Nochmals: Die Tanzerei. Tanzordner. Büffet.

[187] Ich erwähnte schon einmal, daß in Amerika die Damen im Allgemeinen mit größerer Zuvorkommenheit behandelt werden, als bei uns in Deutschland. Es ist mir nun ein Feuilleton-Artikel der »Frankfurter Zeitung« zugegangen, in dem eine Amerikanerin sich unter Anderem über einen, in meiner letzten Plauderei behandelten Punkt äußert, nämlich darüber, daß es bei uns einer Dame vielfach verübelt wird, wenn sie einen Tanz ablehnt.
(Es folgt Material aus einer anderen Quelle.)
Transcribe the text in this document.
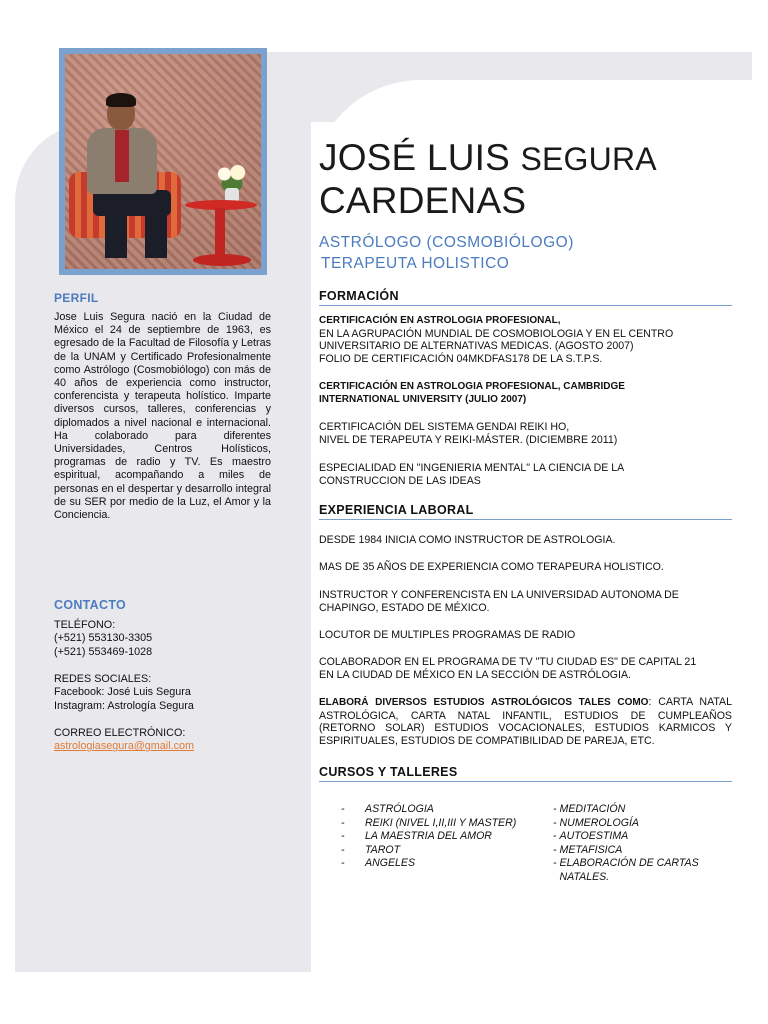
PERFIL
Jose Luis Segura nació en la Ciudad de México el 24 de septiembre de 1963, es egresado de la Facultad de Filosofía y Letras de la UNAM y Certificado Profesionalmente como Astrólogo (Cosmobiólogo) con más de 40 años de experiencia como instructor, conferencista y terapeuta holístico. Imparte diversos cursos, talleres, conferencias y diplomados a nivel nacional e internacional. Ha colaborado para diferentes Universidades, Centros Holísticos, programas de radio y TV. Es maestro espiritual, acompañando a miles de personas en el despertar y desarrollo integral de su SER por medio de la Luz, el Amor y la Conciencia.
CONTACTO
TELÉFONO:
(+521) 553130-3305
(+521) 553469-1028
REDES SOCIALES:
Facebook: José Luis Segura
Instagram: Astrología Segura
CORREO ELECTRÓNICO:
astrologiasegura@gmail.com
JOSÉ LUIS SEGURA
CARDENAS
ASTRÓLOGO (COSMOBIÓLOGO)
TERAPEUTA HOLISTICO
FORMACIÓN
CERTIFICACIÓN EN ASTROLOGIA PROFESIONAL,
EN LA AGRUPACIÓN MUNDIAL DE COSMOBIOLOGIA Y EN EL CENTRO
UNIVERSITARIO DE ALTERNATIVAS MEDICAS. (AGOSTO 2007)
FOLIO DE CERTIFICACIÓN 04MKDFAS178 DE LA S.T.P.S.
CERTIFICACIÓN EN ASTROLOGIA PROFESIONAL, CAMBRIDGE
INTERNATIONAL UNIVERSITY (JULIO 2007)
CERTIFICACIÓN DEL SISTEMA GENDAI REIKI HO,
NIVEL DE TERAPEUTA Y REIKI-MÁSTER. (DICIEMBRE 2011)
ESPECIALIDAD EN "INGENIERIA MENTAL" LA CIENCIA DE LA
CONSTRUCCION DE LAS IDEAS
EXPERIENCIA LABORAL
DESDE 1984 INICIA COMO INSTRUCTOR DE ASTROLOGIA.
MAS DE 35 AÑOS DE EXPERIENCIA COMO TERAPEURA HOLISTICO.
INSTRUCTOR Y CONFERENCISTA EN LA UNIVERSIDAD AUTONOMA DE
CHAPINGO, ESTADO DE MÉXICO.
LOCUTOR DE MULTIPLES PROGRAMAS DE RADIO
COLABORADOR EN EL PROGRAMA DE TV "TU CIUDAD ES" DE CAPITAL 21
EN LA CIUDAD DE MÉXICO EN LA SECCIÓN DE ASTRÓLOGIA.
ELABORÁ DIVERSOS ESTUDIOS ASTROLÓGICOS TALES COMO: CARTA NATAL ASTROLÓGICA, CARTA NATAL INFANTIL, ESTUDIOS DE CUMPLEAÑOS (RETORNO SOLAR) ESTUDIOS VOCACIONALES, ESTUDIOS KARMICOS Y ESPIRITUALES, ESTUDIOS DE COMPATIBILIDAD DE PAREJA, ETC.
CURSOS Y TALLERES
-	ASTRÓLOGIA
-	REIKI (NIVEL I,II,III Y MASTER)
-	LA MAESTRIA DEL AMOR
-	TAROT
-	ANGELES
- MEDITACIÓN
- NUMEROLOGÍA
- AUTOESTIMA
- METAFISICA
- ELABORACIÓN DE CARTAS NATALES.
Die Amerikanerin erwähnt diese Intoleranz, daß man der Dame ihren freien Willen nicht lassen will, als ein Zeichen der nicht allzu großen Verehrung der deutschen Frau; sie spricht von einem bei mehr oder weniger öffentlichen Tänzen herrschenden Brauch, z.B. im Kursaal eines Badeortes. Auch auf unsere Tanzfeste bei Wohlthätigkeitsvorstellungen können sich die nachfolgenden[187] Worte der Amerikanerin beziehen: »Da sitzen die Damen und haben vielleicht befreundete Herren genug um sich, mit denen sie recht gern tanzten. Da kommt plötzlich ein Fremder, er stellt sich vor! Warum soll ich mich nun meinen Freunden entziehen, um mich ganz fremden Männern zu widmen! Gewiß, sie wollen mir eine Ehre erweisen, aber warum sollen in solchen Dingen lediglich die Wünsche der Herren, und nicht auch die der Damen Geltung haben? Ich gebe es zu, daß dies System des Selbstvorstellens im Allgemeinen sehr zweckmäßig sein kann, daß die Dame in tausend Fällen vielleicht nur zu froh ist, daß der Fremde gekommen ist. Sie mag auch mit ihm tanzen, warum nicht? Aber was ich ganz und gar nicht verstehen kann, ist, daß, wenn sie es nicht thut, wenn ihre Freunde ihr genügen und sie sich, dem Fremden gegenüber, noch so freundlich entschuldigt, sie nach Ansicht Mancher nun den ganzen Abend überhaupt nicht mehr tanzen soll. Das ist bezeichnend für die Stellung der Frau in Deutschland. Der deutsche Pascha – gleichviel wer er ist – wirst sein Tuch, und die deutsche Frau muß tanzen.« – Die transatlantische Miß scheint[188] ihre Beobachtungen nicht gerade an den Damen unserer vornehmsten deutschen Gesellschaftskreise gemacht zu haben, denn diese werden sich nicht geniren, in solchen Fällen einen Fremden – allerdings in höflicher Weise – abzuweisen und trotzdem ohne Gewissensbisse mit ihren speziellen Bekannten weiter tanzen. Ablehnende Worte einer Dame, wie: »Ich danke Ihnen sehr, aber ich soll oder möchte nicht zu viel, und deshalb nur mit näheren Bekannten tanzen,« sollten für einen Fremden nicht als verletzend gelten.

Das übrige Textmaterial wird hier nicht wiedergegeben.